First, look at your behavioral control over the worker.
The more detailed instructions you give a worker, the more likely that you have an employee on your hands. Examples of detailed instructions may be:
• When and where to do the work (i.e. at your office, or can they work from home?);
• What tools or equipment to use;
• Where to purchase supplies;
• What work must be performed by a specific worker (i.e. can the worker subcontract the work to someone else?);
• What order or sequence to follow when performing the work.
If you evaluate your workers based on the details of how the work is performed rather than the end result, your worker is probably an employee and not an independent contractor. Additionally, independent contractors tend to use their own methods, so if you’re providing your workers with detailed training on how to do the job, this is strong evidence that the worker is an employee.
Second, examine what sort of financial control you have over the worker.
Independent contractors often have invested in their own equipment and have expenses that are not reimbursed. Additionally, contractors are typically free to seek out other business opportunities while also performing work on your behalf. One of the most important factors under the financial control element is the method of payment. An employee usually receives a regular wage (hourly, weekly, salary, etc.), but an independent contractor is usually paid a flat fee for the job.
Third, analyze how ‘official’ the employment relationship seems.

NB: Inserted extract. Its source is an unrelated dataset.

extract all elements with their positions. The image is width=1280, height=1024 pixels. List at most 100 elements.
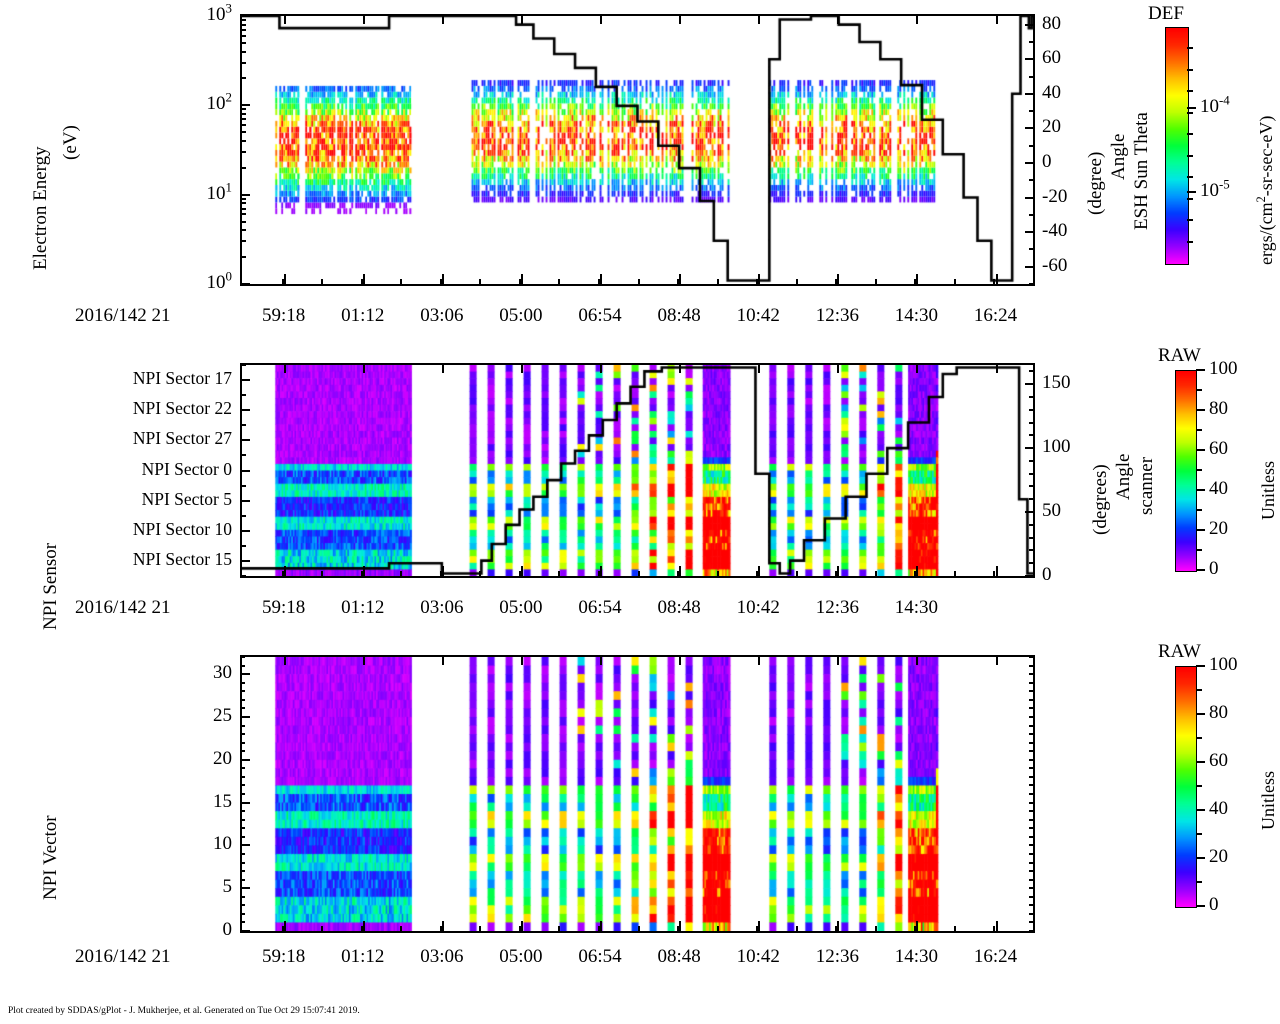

Are there written contracts stating whether the worker is an employee or a contractor? The contract will not be determinative, but it is good evidence. If you do not have a written contract, does your worker think of herself as a regular employee of your company, even though she may be paid as an independent contractor? This kind of misunderstanding by the worker can weigh against you. Ultimately, if you want to hire a worker on an independent contractor basis, you should enter into a written independent contractor agreement. Also look at whether your worker is receiving benefits like insurance, paid vacation or a pension plan, since businesses should not grant those sorts of perks to independent contractors. Hiring a worker for a specific project or period, rather than indefinitely, can also evidence that the intent was to hire an independent contractor rather than an employee.
As a business owner you must weigh all of these factors and decide what kinds of duties and expectations you will have for your workers, and whether they are properly classified as independent contractors or employees.
If you decide that your workers qualify as independent contractors you must have them complete a W-9 for your records. If you paid or will be paying an independent contractor $600 or more in a calendar year, a Form 1099 needs to be completed, with a copy given to the contractor by January 31st of the year following payment, and a copy sent to the IRS. If you are still unsure whether a worker is an employee or an independent contractor, you can file an SS-8 form with the IRS, who will determine which status is correct. Employers who misclassify their workers as independent contractors can be faced with serious tax bills for back taxes, plus penalties for failing to file those taxes and failing to fill out the required tax forms.
As always, my goal is to help you navigate the law as it pertains to your creative business, but the above should not be construed as specific tax advice or legal advice. When in doubt, consult an accountant, tax specialist, and/or attorney who can help you analyze your specific situation and advise accordingly.